21.6.08

"Hemingway Japonês - e Gay"




Uma coisa precisa ser dita ao se falar de Yukio Mishima (1925 – 1970): ele escreve como pensa. Apesar de quase óbvia, essa combinação é muito rara, tendo em vista que o ser humano não é óbvio.

Mishima incomoda a cabeça de qualquer um que, por não saber nada do que realmente acontece, acredita saber o suficiente, concorda ou discorda com a cabeça, e segue a vida.

Suas indagações acerca da pobreza da existência humana, as máscaras de um teatro grotesco, erguidas diante da perversão social, derrubam o leitor feito enxurrada, e foi sorte eu ter me levantado outra vez depois de terminar suas Confissões de uma Máscara (Companhia das Letras, 1949, 199 págs.).

Ele simplesmente cava, cava, cava sem parar. E quando o sangue é despejado diretamente sobre os ossos, então ele quebra os ossos, e é só então que ele sente seu verdadeiro prazer.

Yukio Mishima usa palavras como quem usa argila. Sua relação com a moral e com o bem e o mal é tão intrincada, que é simplesmente impossível saber exatamente até onde ele é capaz de descascar a cebola. Às vezes suas indagações atingem um ponto tal, que espera-se, olhando para os lados, que caia uma enorme pedra na nossa cabeça, como um castigo místico executado por um ente secreto, que nos esconde o fundamental das coisas.

Mishima vai ao fundamental das coisas. Um dia um amigo disse para eu ler Murakami, segundo ele, o Hemingway japonês. Ignorei meu amigo na hora, não lembro o que estava lendo ou mesmo se queria ler. Agora me deparo meio sem querer com esse livro de Mishima, usado também por alunos de psicanálise nas universidades.

Como Hemingway, Mishima aborda questões de um universalismo doloroso, obriga o leitor a dar conta do fardo de viver a vida sabendo antecipadamente que sobre a Terra nada é certo ou controlado, a não ser o nosso rumo inapelável à falência do corpo, e que tentar corrigir o que jamais poderá ser correto é cinismo e flagelação ecumênica. Mishima ensina o que é ser humano sem se basear em qualidades, mas sim nas sensações vitais, as que normalmente deixamos em segundo plano.

Para terminar, ambos não souberam reverter o cheque-mate que inventaram: Mishima e Hemingway. Suicidaram-se de forma bizarra.
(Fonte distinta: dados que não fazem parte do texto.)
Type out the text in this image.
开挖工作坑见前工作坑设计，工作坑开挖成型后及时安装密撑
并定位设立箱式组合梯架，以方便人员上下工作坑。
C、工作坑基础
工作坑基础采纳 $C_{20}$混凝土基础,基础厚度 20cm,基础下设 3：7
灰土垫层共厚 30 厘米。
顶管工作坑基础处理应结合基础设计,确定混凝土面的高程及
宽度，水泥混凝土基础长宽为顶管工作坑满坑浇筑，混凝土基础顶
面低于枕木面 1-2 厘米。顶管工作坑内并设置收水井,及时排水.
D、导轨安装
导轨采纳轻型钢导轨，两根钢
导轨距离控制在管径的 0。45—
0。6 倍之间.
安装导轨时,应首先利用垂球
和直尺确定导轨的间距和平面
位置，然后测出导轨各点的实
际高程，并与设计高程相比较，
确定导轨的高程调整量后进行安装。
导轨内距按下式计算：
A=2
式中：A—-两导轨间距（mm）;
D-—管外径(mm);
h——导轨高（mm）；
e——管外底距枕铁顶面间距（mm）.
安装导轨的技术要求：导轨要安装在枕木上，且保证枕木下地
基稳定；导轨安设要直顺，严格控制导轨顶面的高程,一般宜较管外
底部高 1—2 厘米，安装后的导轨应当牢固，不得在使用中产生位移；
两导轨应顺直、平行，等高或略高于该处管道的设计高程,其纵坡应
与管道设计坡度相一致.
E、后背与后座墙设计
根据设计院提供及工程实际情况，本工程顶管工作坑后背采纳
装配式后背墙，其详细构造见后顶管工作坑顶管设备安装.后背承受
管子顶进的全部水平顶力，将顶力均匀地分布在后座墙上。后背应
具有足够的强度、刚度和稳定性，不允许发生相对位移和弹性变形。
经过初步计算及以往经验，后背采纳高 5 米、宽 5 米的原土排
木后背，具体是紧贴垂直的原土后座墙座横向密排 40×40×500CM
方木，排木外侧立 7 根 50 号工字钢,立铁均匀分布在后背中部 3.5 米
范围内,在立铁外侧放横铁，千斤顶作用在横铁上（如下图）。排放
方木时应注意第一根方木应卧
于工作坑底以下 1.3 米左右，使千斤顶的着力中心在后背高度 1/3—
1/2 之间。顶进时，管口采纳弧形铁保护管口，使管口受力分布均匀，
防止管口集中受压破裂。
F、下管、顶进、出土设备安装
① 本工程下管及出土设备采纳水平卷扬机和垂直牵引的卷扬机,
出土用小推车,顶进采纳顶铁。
Hemingway deu um tiro na boca com uma espingarda, que precisou disparar com o dedão do pé, pouco após ter ganhado o Prêmio Nobel. Mishima desde criança queria morrer de forma heróica, trucidado vivo de alguma forma. O fato de não ter sido convocado para a Segunda Guerra devido à saúde muito frágil foi motivo de profundo desgosto. Suicidou-se segundo a tradição samurai (seppuku), rasgando a barriga com uma espada e depois sendo decapitado.
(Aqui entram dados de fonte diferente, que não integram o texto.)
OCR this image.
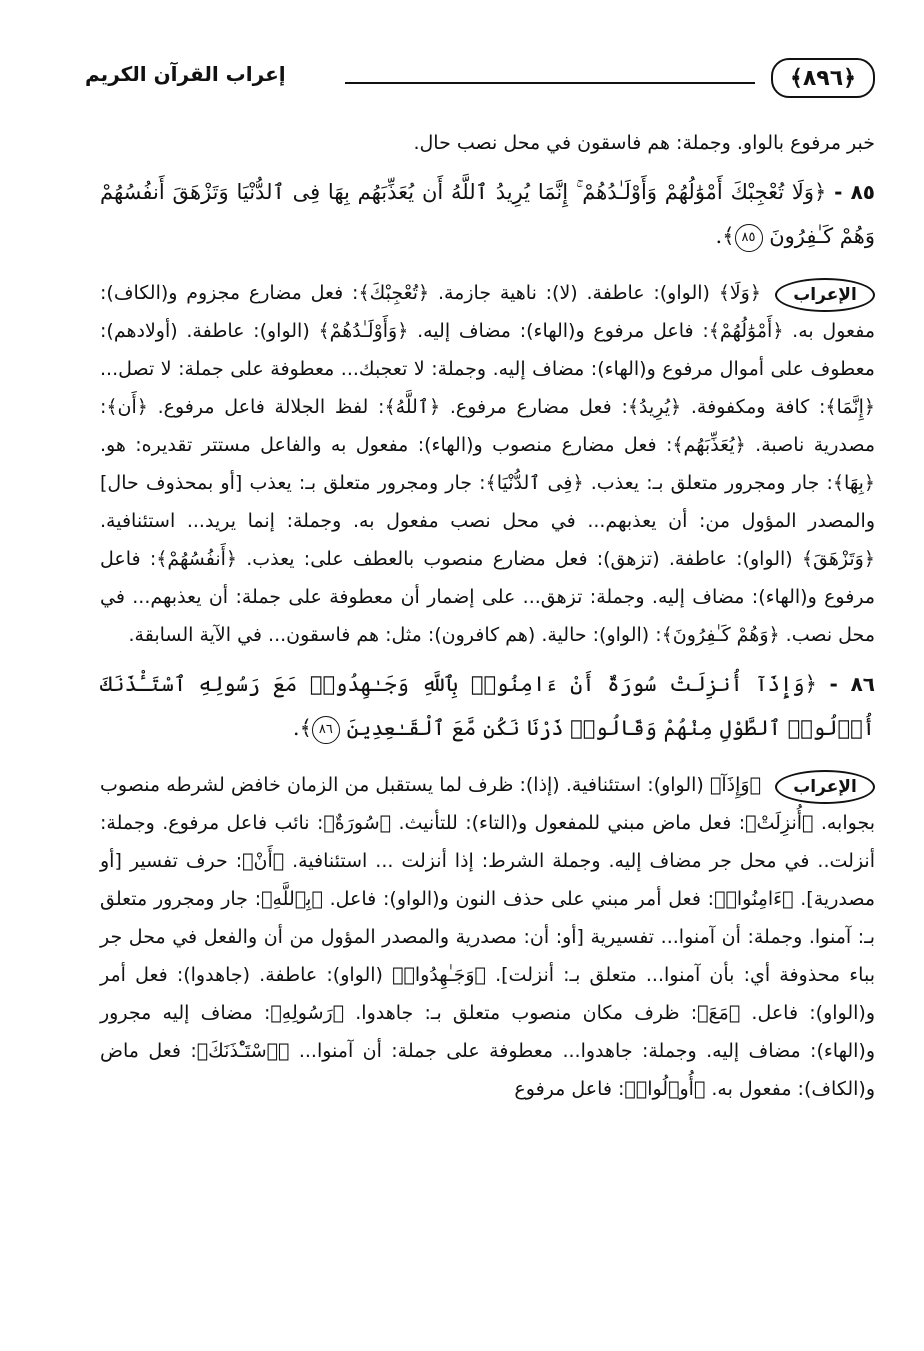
﴿٨٩٦﴾
إعراب القرآن الكريم

خبر مرفوع بالواو. وجملة: هم فاسقون في محل نصب حال.

٨٥ - ﴿وَلَا تُعْجِبْكَ أَمْوَٰلُهُمْ وَأَوْلَـٰدُهُمْ ۚ إِنَّمَا يُرِيدُ ٱللَّهُ أَن يُعَذِّبَهُم بِهَا فِى ٱلدُّنْيَا وَتَزْهَقَ أَنفُسُهُمْ وَهُمْ كَـٰفِرُونَ ٨٥﴾.

الإعراب

﴿وَلَا﴾ (الواو): عاطفة. (لا): ناهية جازمة. ﴿تُعْجِبْكَ﴾: فعل مضارع مجزوم و(الكاف): مفعول به. ﴿أَمْوَٰلُهُمْ﴾: فاعل مرفوع و(الهاء): مضاف إليه. ﴿وَأَوْلَـٰدُهُمْ﴾ (الواو): عاطفة. (أولادهم): معطوف على أموال مرفوع و(الهاء): مضاف إليه. وجملة: لا تعجبك... معطوفة على جملة: لا تصل... ﴿إِنَّمَا﴾: كافة ومكفوفة. ﴿يُرِيدُ﴾: فعل مضارع مرفوع. ﴿ٱللَّهُ﴾: لفظ الجلالة فاعل مرفوع. ﴿أَن﴾: مصدرية ناصبة. ﴿يُعَذِّبَهُم﴾: فعل مضارع منصوب و(الهاء): مفعول به والفاعل مستتر تقديره: هو. ﴿بِهَا﴾: جار ومجرور متعلق بـ: يعذب. ﴿فِى ٱلدُّنْيَا﴾: جار ومجرور متعلق بـ: يعذب [أو بمحذوف حال] والمصدر المؤول من: أن يعذبهم... في محل نصب مفعول به. وجملة: إنما يريد... استئنافية. ﴿وَتَزْهَقَ﴾ (الواو): عاطفة. (تزهق): فعل مضارع منصوب بالعطف على: يعذب. ﴿أَنفُسُهُمْ﴾: فاعل مرفوع و(الهاء): مضاف إليه. وجملة: تزهق... على إضمار أن معطوفة على جملة: أن يعذبهم... في محل نصب. ﴿وَهُمْ كَـٰفِرُونَ﴾: (الواو): حالية. (هم كافرون): مثل: هم فاسقون... في الآية السابقة.

٨٦ - ﴿وَإِذَآ أُنزِلَتْ سُورَةٌ أَنْ ءَامِنُوا۟ بِٱللَّهِ وَجَـٰهِدُوا۟ مَعَ رَسُولِهِ ٱسْتَـْٔذَنَكَ أُو۟لُوا۟ ٱلطَّوْلِ مِنْهُمْ وَقَالُوا۟ ذَرْنَا نَكُن مَّعَ ٱلْقَـٰعِدِينَ ٨٦﴾.

الإعراب

﴿وَإِذَآ﴾ (الواو): استئنافية. (إذا): ظرف لما يستقبل من الزمان خافض لشرطه منصوب بجوابه. ﴿أُنزِلَتْ﴾: فعل ماض مبني للمفعول و(التاء): للتأنيث. ﴿سُورَةٌ﴾: نائب فاعل مرفوع. وجملة: أنزلت.. في محل جر مضاف إليه. وجملة الشرط: إذا أنزلت ... استئنافية. ﴿أَنْ﴾: حرف تفسير [أو مصدرية]. ﴿ءَامِنُوا۟﴾: فعل أمر مبني على حذف النون و(الواو): فاعل. ﴿بِٱللَّهِ﴾: جار ومجرور متعلق بـ: آمنوا. وجملة: أن آمنوا... تفسيرية [أو: أن: مصدرية والمصدر المؤول من أن والفعل في محل جر بباء محذوفة أي: بأن آمنوا... متعلق بـ: أنزلت]. ﴿وَجَـٰهِدُوا۟﴾ (الواو): عاطفة. (جاهدوا): فعل أمر و(الواو): فاعل. ﴿مَعَ﴾: ظرف مكان منصوب متعلق بـ: جاهدوا. ﴿رَسُولِهِ﴾: مضاف إليه مجرور و(الهاء): مضاف إليه. وجملة: جاهدوا... معطوفة على جملة: أن آمنوا... ﴿ٱسْتَـْٔذَنَكَ﴾: فعل ماض و(الكاف): مفعول به. ﴿أُو۟لُوا۟﴾: فاعل مرفوع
Mais exibicionista que Hemingway, deu cabo à própria vida na frente de uma multidão, a quem antes fez discurso patriótico pela restituição da monarquia, solenemente ignorado. Acredita-se que Mishima tenha preparado seu suicídio por um ano.
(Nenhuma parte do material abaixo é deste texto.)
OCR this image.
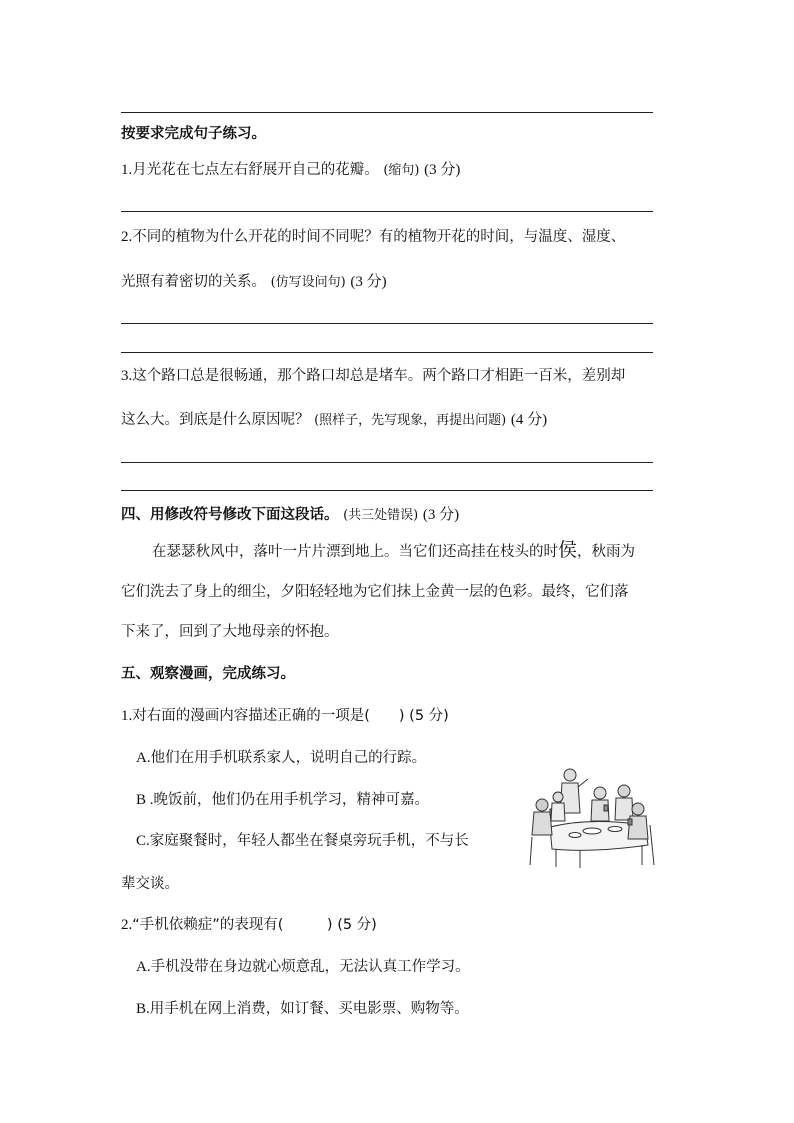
按要求完成句子练习。
1.月光花在七点左右舒展开自己的花瓣。 (缩句) (3 分)
2.不同的植物为什么开花的时间不同呢？有的植物开花的时间，与温度、湿度、
光照有着密切的关系。 (仿写设问句) (3 分)
3.这个路口总是很畅通，那个路口却总是堵车。两个路口才相距一百米，差别却
这么大。到底是什么原因呢？ (照样子，先写现象，再提出问题) (4 分)
四、用修改符号修改下面这段话。 (共三处错误) (3 分)
在瑟瑟秋风中，落叶一片片漂到地上。当它们还高挂在枝头的时侯，秋雨为
它们洗去了身上的细尘，夕阳轻轻地为它们抹上金黄一层的色彩。最终，它们落
下来了，回到了大地母亲的怀抱。
五、观察漫画，完成练习。
1.对右面的漫画内容描述正确的一项是(　　) (5 分)
A.他们在用手机联系家人，说明自己的行踪。
B .晚饭前，他们仍在用手机学习，精神可嘉。
C.家庭聚餐时，年轻人都坐在餐桌旁玩手机，不与长
辈交谈。
2.“手机依赖症”的表现有(　　　) (5 分)
A.手机没带在身边就心烦意乱，无法认真工作学习。
B.用手机在网上消费，如订餐、买电影票、购物等。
Um pouco do inacreditável Yukio Mishima:

“O ideal universal de beleza das esculturas gregas também se aproxima da semelhança entre homens e mulheres. Não haverá aí um sentido oculto de amor? Será que nos recônditos desse amor não se anima o desejo inalcançável da exata semelhança entre os amantes? Não seria essa a ambição que move as pessoas e as conduz à trágica alienação de desejar que o impossível se torne possível a partir do extremo oposto? Em outras palavras, sendo o amor entre duas pessoas incapaz de se tornar semelhança mútua, não existiria um processo mental mediante o qual elas buscam enfatizar sua dessemelhança, valendo-se disso como uma forma de flerte? Infelizmente, ainda que alcançada, a semelhança mútua não passará de ilusão momentânea. E isso porque, mesmo que a menina se torne audaciosa e o menino, reservado, em algum momento eles se cruzarão a caminho do extremo oposto, ultrapassando o ponto almejado em direção à outra margem – ao além desprovido de parâmetros.”